Wiki CPT help please -repair laceration of right colon

bill2doc

Expert
Messages
455
Best answers
0
Can I get some direction of where to start with these CPT codes please. Thank you all in advance.
Lynn ext 00443


PREPROCEDURE DIAGNOSIS: Stab wound to right upper quadrant of abdomen.

PROCEDURE PERFORMED: Trauma laparotomy, repair of laceration of the right
colon x2, repair of mesenteric laceration, repair of small bowel serosal
tear, appendectomy and repair of complex wound of abdominal wall.

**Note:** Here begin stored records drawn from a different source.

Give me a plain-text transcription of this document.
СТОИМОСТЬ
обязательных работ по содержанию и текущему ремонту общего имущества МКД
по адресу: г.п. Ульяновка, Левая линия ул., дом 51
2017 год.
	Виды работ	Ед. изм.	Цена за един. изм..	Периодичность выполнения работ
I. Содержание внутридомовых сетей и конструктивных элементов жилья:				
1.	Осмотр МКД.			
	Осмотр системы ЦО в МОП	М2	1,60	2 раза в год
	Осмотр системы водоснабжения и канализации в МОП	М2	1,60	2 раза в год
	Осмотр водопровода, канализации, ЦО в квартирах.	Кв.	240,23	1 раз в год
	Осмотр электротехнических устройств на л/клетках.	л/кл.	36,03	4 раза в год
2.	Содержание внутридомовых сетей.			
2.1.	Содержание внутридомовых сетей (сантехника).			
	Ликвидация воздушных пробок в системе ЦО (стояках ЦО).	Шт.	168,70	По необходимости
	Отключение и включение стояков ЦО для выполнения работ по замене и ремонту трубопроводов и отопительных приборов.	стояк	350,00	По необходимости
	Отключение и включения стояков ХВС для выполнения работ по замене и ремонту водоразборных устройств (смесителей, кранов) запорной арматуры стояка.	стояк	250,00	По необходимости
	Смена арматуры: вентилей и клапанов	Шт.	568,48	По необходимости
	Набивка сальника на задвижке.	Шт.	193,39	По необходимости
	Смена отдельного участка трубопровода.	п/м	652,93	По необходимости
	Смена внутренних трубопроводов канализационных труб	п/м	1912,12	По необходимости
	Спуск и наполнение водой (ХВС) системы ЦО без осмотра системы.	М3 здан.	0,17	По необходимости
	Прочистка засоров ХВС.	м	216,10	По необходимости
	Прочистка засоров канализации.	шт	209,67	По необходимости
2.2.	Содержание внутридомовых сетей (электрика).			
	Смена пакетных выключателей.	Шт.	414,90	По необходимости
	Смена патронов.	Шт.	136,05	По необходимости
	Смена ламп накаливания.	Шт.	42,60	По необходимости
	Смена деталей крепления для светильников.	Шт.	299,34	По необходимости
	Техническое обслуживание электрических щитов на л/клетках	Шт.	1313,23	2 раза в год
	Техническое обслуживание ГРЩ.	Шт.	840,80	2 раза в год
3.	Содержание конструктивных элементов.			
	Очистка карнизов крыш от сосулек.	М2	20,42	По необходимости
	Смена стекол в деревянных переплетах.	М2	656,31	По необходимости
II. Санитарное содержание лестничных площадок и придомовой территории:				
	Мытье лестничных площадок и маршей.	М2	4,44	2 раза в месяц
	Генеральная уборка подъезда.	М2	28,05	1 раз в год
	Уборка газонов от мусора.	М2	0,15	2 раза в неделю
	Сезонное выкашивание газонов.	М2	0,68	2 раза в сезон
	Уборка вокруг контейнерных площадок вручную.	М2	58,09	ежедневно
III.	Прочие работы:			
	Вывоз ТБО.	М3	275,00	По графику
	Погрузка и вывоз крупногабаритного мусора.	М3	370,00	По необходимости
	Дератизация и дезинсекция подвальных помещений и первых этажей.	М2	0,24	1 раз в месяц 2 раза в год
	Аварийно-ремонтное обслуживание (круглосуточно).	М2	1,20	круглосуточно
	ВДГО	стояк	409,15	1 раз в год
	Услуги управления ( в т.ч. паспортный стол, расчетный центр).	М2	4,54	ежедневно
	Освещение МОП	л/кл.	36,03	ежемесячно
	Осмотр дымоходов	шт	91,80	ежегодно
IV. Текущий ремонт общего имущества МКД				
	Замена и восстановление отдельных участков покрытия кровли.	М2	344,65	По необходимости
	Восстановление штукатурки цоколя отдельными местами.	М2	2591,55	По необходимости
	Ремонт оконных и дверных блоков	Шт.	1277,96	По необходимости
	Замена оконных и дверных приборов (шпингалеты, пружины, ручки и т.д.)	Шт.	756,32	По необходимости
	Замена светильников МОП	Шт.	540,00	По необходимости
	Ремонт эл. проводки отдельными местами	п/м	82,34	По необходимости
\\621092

PROCEDURE: patient taken urgently to OR due to a stab wound to the right upper quadrant. The patient was placed supine on the OR table. The abdomen was prepped and draped in sterile fashion and a midline incision was made using 15 blade in the midline, circumferentially going around the umbilicus down to the pubis. Deeper tissues were dissected using the cautery current of the Bovie. The fascia was opened sharply using the cutting current of the Bovie and the peritoneum was opened with scissors. The incision was extended cephalad and caudad by placing 2 fingers in the opening and using the cautery current of the Bovie. Retractor system was used with 4 opposing blades to allow for exposure of the abdominal
cavity. There was about 100 mL of blood encountered in the right lower quadrant. This was removed with the lap pads and there was no active bleeding of the mesentery. Began by exploring the right upper quadrant. The liver and the diaphragm were examined. There was no injury to either. Gallbladder was intact. The left diaphragm likewise was intact. The spleen was intact. The stomach was intact. Ran the small bowel from the ligament of Treitz down to the ileocecal valve. There was an injury to the mesentery of the mid small bowel right below where the mesentery meets the bowel wall. This was sutured with interrupted figure-of-eight silk suture. Hemostasis was adequate. There was no expanding hematoma. A small serosal tear was found proximal to this on the small bowel antimesenteric surface. This was closed with 3 interrupted 3-0 silk Lembert sutures. Attention was then turned to the right lower quadrant of the colon where there was a finding of a laceration to the anterior surface of the cecum and to the lateral surface of the cecum and the lateral gutter. The laceration was approximately 2 cm and this was grasped with a DeBakey forceps and closed with a running 3-0 Vicryl suture and then reinforced with a second row of 3-0 Lembert silk sutures. The laceration to the right lateral aspect of the cecum was also approximately 2 cm and this was closed in similar fashion with 3-0 running Vicryl and interrupted 3-0 silk Lembert sutures. Once complete, irrigation of the abdominal cavity was carried out with warm saline with 2 L of fluid and the fluid returned clear, and this was evacuated. The bowel was run from the ligament of Treitz all the way down to the ileocecal valve without finding any new injury to the
mesentery or small bowel. The colon was examined again from the cecum all the way down to the pelvic floor. No other additional colonic injuries were found. The area where the repair of the cecal laceration was performed was immediately next to the base of the appendix. The appendix was a coiled appendix and retrocecal. It was felt that repair would infringe upon the base of the appendix and subsequent appendicitis, decision was made to perform an incidental appendectomy as the appendix was in the field of repair. This was done in standard surgical fashion, taking the mesoappendix with the device and the base of the appendix with an stapling device. The staple line was over sewn with 3-0 interrupted silk sutures. Once this was complete, I was believed to be no other injuries, the NG tube was palpated in the stomach and the abdomen was irrigated out with 3 L of warm normal saline until the effluent was clear. Next, attention was turned towards complex repair of the abdominal wall. This was done with #1 Vicryl from the inside of the abdomen in the deep layer and then the #1 Ethibond was used for figure-of-eight closures of the fascia from externally. The wound was irrigated and dried copiously and palpated from both external and internal aspects with no gaps noted. The wound was irrigated and dried. Next, attention was turned towards closing the midline wound. The abdomen was closed using a looped #1 PDS, 1 starting cephalad, 1 starting caudad. The wound was irrigated and dried. Staples were used for the skin and a dressing was used to cover the incision.